Valerie nodded absently, her eyes still on the tiny screen.
This was real.
She wished it weren't real.
"If you give me a copy of this, I'll check it out in more detail later." She watched as Danny walked out of the shot before hitting the stop button and passing the camcorder back to Kwan. His relief was written in his face and the way his shoulders had finally relaxed, but she felt none of that relief herself.
She didn't know if the answer was as simple as she was pretending. In fact, she highly doubted it, and she wasn't keen on what she suspected was the truth.
"For sure," Kwan said, smiling widely at her. "Thanks. I really owe you for this.
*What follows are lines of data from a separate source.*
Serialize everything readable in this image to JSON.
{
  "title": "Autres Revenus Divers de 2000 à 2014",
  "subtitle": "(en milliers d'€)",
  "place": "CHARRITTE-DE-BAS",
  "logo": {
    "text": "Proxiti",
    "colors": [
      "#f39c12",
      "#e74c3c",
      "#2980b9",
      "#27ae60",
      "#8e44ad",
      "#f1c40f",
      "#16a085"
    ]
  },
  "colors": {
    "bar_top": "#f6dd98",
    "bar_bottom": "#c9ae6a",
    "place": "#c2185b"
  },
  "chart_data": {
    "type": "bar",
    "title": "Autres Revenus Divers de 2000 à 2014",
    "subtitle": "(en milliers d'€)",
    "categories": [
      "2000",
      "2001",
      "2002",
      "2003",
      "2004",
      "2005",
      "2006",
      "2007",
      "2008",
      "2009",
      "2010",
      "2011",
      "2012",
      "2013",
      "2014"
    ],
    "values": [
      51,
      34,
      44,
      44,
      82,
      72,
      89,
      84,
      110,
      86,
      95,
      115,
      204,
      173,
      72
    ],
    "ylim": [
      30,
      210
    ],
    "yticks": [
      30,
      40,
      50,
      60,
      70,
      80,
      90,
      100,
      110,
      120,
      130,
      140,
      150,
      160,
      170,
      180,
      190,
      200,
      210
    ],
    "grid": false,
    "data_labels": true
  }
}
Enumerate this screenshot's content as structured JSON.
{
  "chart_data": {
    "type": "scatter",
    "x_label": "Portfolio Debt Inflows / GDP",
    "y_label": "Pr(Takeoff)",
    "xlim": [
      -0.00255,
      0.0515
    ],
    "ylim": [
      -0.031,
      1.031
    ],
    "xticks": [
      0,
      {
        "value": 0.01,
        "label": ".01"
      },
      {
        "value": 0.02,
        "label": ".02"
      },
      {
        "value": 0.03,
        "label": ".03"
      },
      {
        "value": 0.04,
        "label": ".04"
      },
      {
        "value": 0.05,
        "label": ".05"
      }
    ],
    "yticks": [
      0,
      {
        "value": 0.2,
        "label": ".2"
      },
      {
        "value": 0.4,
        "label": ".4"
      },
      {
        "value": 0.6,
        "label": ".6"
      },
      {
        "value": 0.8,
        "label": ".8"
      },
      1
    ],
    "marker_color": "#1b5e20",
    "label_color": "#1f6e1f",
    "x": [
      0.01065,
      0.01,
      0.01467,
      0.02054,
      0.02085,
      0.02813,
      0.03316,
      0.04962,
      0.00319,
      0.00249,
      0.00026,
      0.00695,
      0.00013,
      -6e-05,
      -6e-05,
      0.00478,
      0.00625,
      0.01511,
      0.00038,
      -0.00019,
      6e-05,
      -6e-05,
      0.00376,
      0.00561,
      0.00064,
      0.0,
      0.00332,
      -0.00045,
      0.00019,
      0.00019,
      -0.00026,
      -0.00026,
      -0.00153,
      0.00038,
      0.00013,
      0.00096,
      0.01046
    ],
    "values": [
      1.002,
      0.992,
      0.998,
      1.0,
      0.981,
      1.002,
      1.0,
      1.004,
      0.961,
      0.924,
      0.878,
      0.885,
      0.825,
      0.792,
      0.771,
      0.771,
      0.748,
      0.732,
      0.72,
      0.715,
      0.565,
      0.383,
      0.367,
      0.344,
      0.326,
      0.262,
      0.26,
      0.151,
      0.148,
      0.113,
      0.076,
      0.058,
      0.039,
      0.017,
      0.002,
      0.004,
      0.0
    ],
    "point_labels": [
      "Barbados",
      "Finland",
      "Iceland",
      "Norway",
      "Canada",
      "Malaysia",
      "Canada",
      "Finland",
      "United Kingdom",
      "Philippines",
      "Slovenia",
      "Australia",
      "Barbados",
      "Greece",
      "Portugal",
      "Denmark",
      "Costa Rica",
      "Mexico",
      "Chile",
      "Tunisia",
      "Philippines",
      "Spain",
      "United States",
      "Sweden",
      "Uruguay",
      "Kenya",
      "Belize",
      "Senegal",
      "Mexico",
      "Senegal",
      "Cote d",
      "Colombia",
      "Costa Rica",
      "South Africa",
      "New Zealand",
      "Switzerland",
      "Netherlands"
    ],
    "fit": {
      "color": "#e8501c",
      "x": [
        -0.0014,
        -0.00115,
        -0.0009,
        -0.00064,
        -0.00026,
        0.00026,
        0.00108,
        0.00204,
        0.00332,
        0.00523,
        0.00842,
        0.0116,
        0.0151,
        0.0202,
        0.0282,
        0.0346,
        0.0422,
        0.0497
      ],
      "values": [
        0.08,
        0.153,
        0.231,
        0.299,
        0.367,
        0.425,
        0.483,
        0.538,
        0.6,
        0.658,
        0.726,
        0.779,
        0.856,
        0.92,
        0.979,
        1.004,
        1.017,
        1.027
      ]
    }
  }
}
You didn't have to help me."
No, she hadn't needed to, but if she hadn't done him this favour, she wouldn't have discovered what very well might be a missing piece to her own conundrum.
Valerie might not know Danielle's story, and maybe she was wrong about Mr. Masters' past, but hadn't she overheard Danny, Sam, and Tucker talking about an accident? More than once? And then there were all the weird things that had happened back at the start of grade nine. Danny was still banned from handling glassware in chemistry, even though she hadn't seen him drop something less breakable in ages.
It might be a mere coincidence.
It might simply be correlation, not causation.
It might also be context, and that worried her the most.
"No problem," Valerie whispered, already wondering who she should try to talk to first, Danny or Phantom—and if it would even matter.
She suspected it wouldn't.
Danny would be the easiest one to find, but if she could talk to Phantom first and try to catch him in a verbal trap before she confronted Danny—
That was still the safest option, wasn't it?
In case she was wrong.
In case Danny Fenton wasn't Danny Phantom like Vlad Masters was Vlad Plasmius.
Valerie swallowed, fixed a smile on her face, and crawled off the bed as she said, "I'll look at it after I'm done Falluca's assignment, okay?"
Kwan didn't seem to notice her trepidation. "You'll text me?"
She had no plans to tell him anything concrete until after she talked to Phantom—she didn't even know what she'd say to Kwan if it turned out she was right—but she nodded and tried to convince herself this was for the best.